In the 1-year safety study of lifitegrast, a bit more than 15% of subjects noted mild to moderate discomfort from the drug, with only 1% or 2% discontinuing the medicine because of that. Will this turn out to be our experience in the clinic? If memory serves, these numbers on discomfort are similar to those published in pre-approval and after-market studies of AzaSite (azithromycin ophthalmic solution 1%, Akorn) back in the Inspire days. In the crucible of the exam room, though, most of the patients who complained of discomfort when instilling AzaSite declined to continue treatment. Which will it be? Frankly, I do not know what to make of dysgeusia or how my staff and I will address that with our patients. Knowing who I will treat and why will help our entire team when we encounter side effects both typical (irritation) and less so (dysgeusia).

Preparing for possible approval

I am cheering for the approval of lifitegrast in much the same way that I would cheer for an expanded range of on-label dry eye indications for AzaSite or Lotemax Gel (loteprednol etabonate ophthalmic gel 0.5%, Bausch + Lomb). Having said that, I am far from an expert on the FDA approval process, and in no way am I trying to influence the panel that is reviewing this medicine. Under the best of circumstances, it sure sounds like that job is “a rock and a hard place” kind of thing. My hat is off to the panel no matter what the outcome is.

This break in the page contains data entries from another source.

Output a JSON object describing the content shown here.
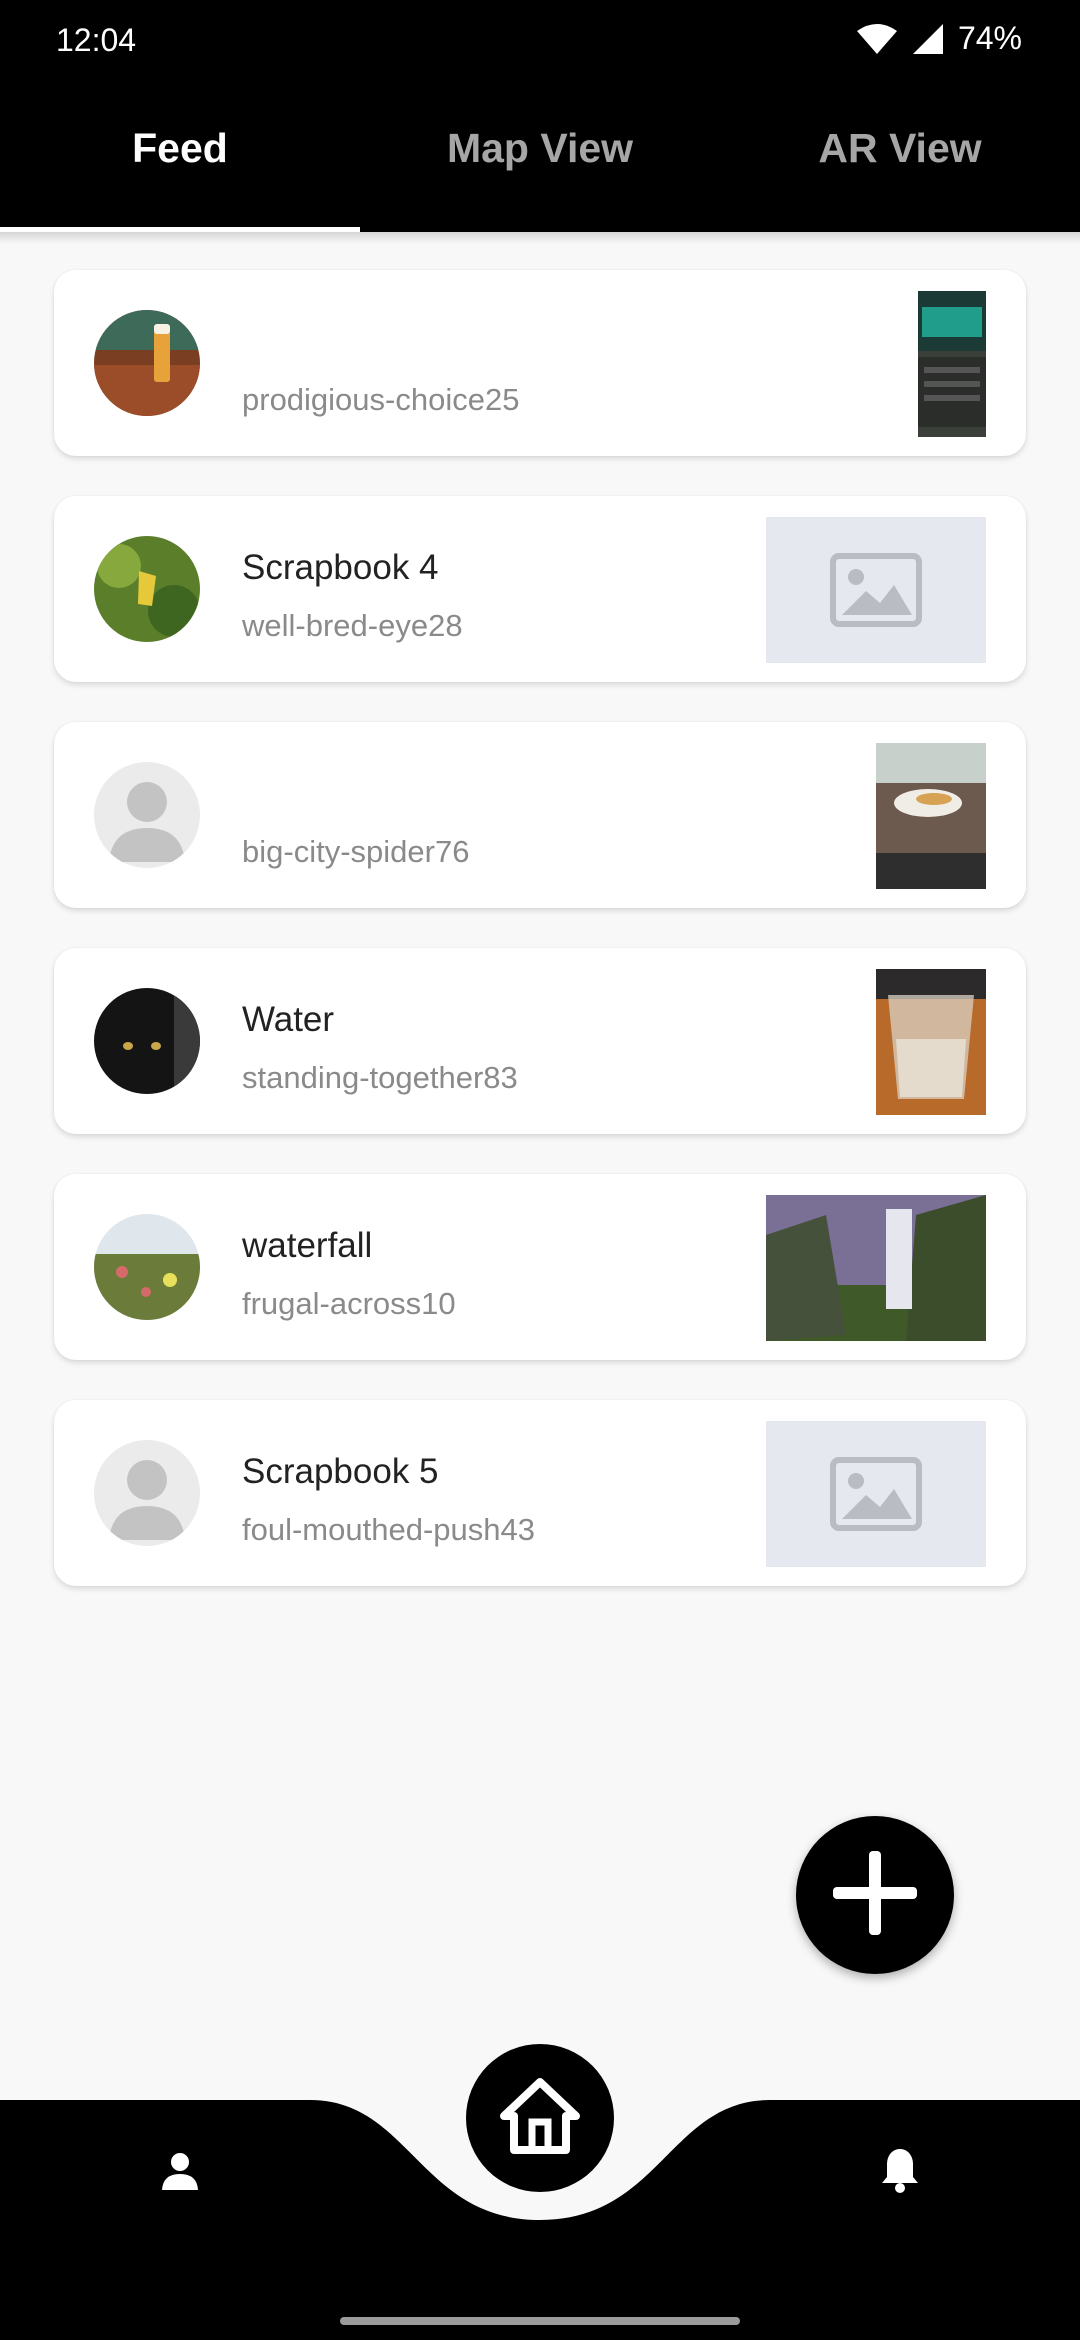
{
  "status_bar": {
    "time": "12:04",
    "battery": "74%"
  },
  "tabs": [
    {
      "label": "Feed",
      "active": true
    },
    {
      "label": "Map View",
      "active": false
    },
    {
      "label": "AR View",
      "active": false
    }
  ],
  "feed": [
    {
      "title": "",
      "user": "prodigious-choice25",
      "avatar": "beer-photo",
      "thumbnail": "laptop-photo"
    },
    {
      "title": "Scrapbook 4",
      "user": "well-bred-eye28",
      "avatar": "starfruit-photo",
      "thumbnail": "image-placeholder-icon"
    },
    {
      "title": "",
      "user": "big-city-spider76",
      "avatar": "default-person-icon",
      "thumbnail": "food-table-photo"
    },
    {
      "title": "Water",
      "user": "standing-together83",
      "avatar": "black-cat-photo",
      "thumbnail": "water-glass-photo"
    },
    {
      "title": "waterfall",
      "user": "frugal-across10",
      "avatar": "flower-field-photo",
      "thumbnail": "waterfall-photo"
    },
    {
      "title": "Scrapbook 5",
      "user": "foul-mouthed-push43",
      "avatar": "default-person-icon",
      "thumbnail": "image-placeholder-icon"
    }
  ],
  "icons": {
    "fab": "plus-icon",
    "nav_left": "person-icon",
    "nav_center": "home-icon",
    "nav_right": "bell-icon"
  },
  "colors": {
    "bar": "#000000",
    "background": "#f8f8f8",
    "inactive_tab": "#a6a6a6"
  }
}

In the event that lifitegrast is approved, I am channeling my pre-approval experience with Restasis so many years ago, preparing by thinking about the first wave of patients to be treated and ready for any surprises that we might encounter. I do not plan to make any major changes in our otherwise successful diagnostic or treatment protocols. For example, while we are learning about lifitegrast, if our algorithm for a “standard issue” dry eye patient points to Restasis, I will be prescribing Restasis as I do now. Same thing with LipiFlow (TearScience).

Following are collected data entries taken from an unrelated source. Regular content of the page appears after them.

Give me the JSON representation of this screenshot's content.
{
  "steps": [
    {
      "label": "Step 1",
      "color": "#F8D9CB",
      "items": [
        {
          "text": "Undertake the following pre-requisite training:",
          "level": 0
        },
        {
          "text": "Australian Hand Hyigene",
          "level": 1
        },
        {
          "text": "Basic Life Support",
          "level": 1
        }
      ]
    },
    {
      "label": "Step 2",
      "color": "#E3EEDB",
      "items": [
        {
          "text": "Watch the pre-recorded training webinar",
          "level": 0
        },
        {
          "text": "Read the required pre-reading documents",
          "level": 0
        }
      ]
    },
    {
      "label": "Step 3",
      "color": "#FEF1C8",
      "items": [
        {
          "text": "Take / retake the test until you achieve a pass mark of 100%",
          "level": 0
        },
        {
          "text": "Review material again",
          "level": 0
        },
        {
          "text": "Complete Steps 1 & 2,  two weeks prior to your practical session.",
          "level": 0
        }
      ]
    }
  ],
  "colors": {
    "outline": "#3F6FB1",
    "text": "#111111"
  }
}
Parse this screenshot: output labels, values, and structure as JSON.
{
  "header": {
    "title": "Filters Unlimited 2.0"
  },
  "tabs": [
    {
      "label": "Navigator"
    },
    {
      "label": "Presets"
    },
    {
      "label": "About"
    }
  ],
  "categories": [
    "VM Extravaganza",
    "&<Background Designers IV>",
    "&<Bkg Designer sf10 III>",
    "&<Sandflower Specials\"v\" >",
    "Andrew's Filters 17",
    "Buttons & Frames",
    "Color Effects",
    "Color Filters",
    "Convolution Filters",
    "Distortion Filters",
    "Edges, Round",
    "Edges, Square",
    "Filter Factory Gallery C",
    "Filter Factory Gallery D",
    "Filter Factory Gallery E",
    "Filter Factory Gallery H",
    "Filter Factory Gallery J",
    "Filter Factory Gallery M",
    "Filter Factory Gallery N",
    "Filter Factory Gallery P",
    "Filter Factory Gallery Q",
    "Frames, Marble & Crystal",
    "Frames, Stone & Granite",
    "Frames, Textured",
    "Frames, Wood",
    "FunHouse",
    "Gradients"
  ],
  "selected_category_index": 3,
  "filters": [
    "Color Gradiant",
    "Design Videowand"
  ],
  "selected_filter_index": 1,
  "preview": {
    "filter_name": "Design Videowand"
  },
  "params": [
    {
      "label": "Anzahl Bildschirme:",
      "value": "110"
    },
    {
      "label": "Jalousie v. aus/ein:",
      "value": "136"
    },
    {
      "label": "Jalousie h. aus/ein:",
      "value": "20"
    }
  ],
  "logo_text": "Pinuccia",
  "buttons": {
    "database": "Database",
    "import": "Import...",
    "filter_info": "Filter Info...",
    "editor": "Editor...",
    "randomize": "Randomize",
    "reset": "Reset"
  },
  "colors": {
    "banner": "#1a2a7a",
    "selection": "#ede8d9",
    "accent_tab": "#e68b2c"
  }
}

We know that dry eye is progressive and that early treatment means fewer symptoms and reduced chronic damage. My bet is that we will use more of both Restasis and lifitegrast to treat that. Both patient and doctor will be the better for it.

Disclosure: White reports he is a consultant for Bausch + Lomb, Allergan, Shire and Eyemaginations and on the speakers board for Bausch + Lomb and Allergan.